Dan O’Reilly se detuvo frente a la ventana y dejó el motor andando, mientras observaba a través de la lluvia quién estaba trabajando. Un sujeto robusto y con la cabeza rapada estaba detrás de la registradora. Pepe, el dueño. Bien. Confiaba suficientemente en Pepe como para tener la cita aquí. Dan manejó varias cuadras hacia el norte y después al oeste antes de encontrar un espacio lo suficientemente oscuro para estacionar y luego corrió de nuevo hacia la tienda, cubriéndose de la lluvia con un ejemplar del Daily News. No tenía un paraguas. Hacerle ese tipo de concesiones al clima, como protegerse de cualquier inclemencia del tiempo, le parecía una debilidad. Era la clase de sujeto que se golpeaba la cabeza contra una pared de ladrillo, luego retrocedía, evaluaba los daños y volvía a golpearla con más fuerza. Toma lo que la vida te da, mantén la boca cerrada, sigue adelante, así es como se comportan los hombres. La recompensa llega cuando uno está en el cielo.

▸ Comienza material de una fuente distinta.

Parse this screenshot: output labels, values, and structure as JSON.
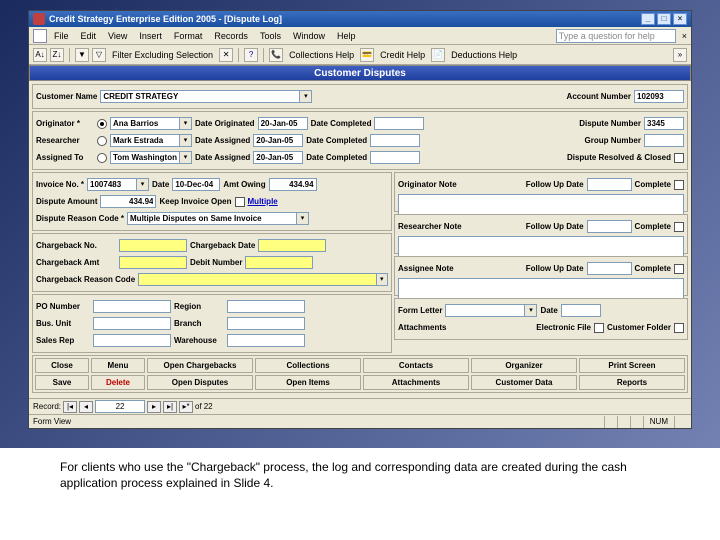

Corrió a través del callejón que había detrás de la tienda y se deslizó por los resbalosos escalones de cemento que conducían al sótano, mientras maldecía. Húmedo y sucio, el sótano sólo estaba iluminado por una única bombilla desnuda que colgaba en medio de la habitación. Dan hizo caso omiso de los ruiditos que salían de las esquinas en penumbra y atravesó, con la cabeza gacha. Desafortunadamente, entrar por la puerta delantera no era posible. En su cara, en su contextura y en la manera de moverse se notaban los rastros de tres generaciones de policías, como si estuviera cargando un arma aunque no llevara una. En este vecindario la gente se daba cuenta de todo eso con una sola mirada. Si lo veían entrar por la puerta del frente, el negocio de Pepe estaría acabado a la mañana siguiente, y Pepe muerto.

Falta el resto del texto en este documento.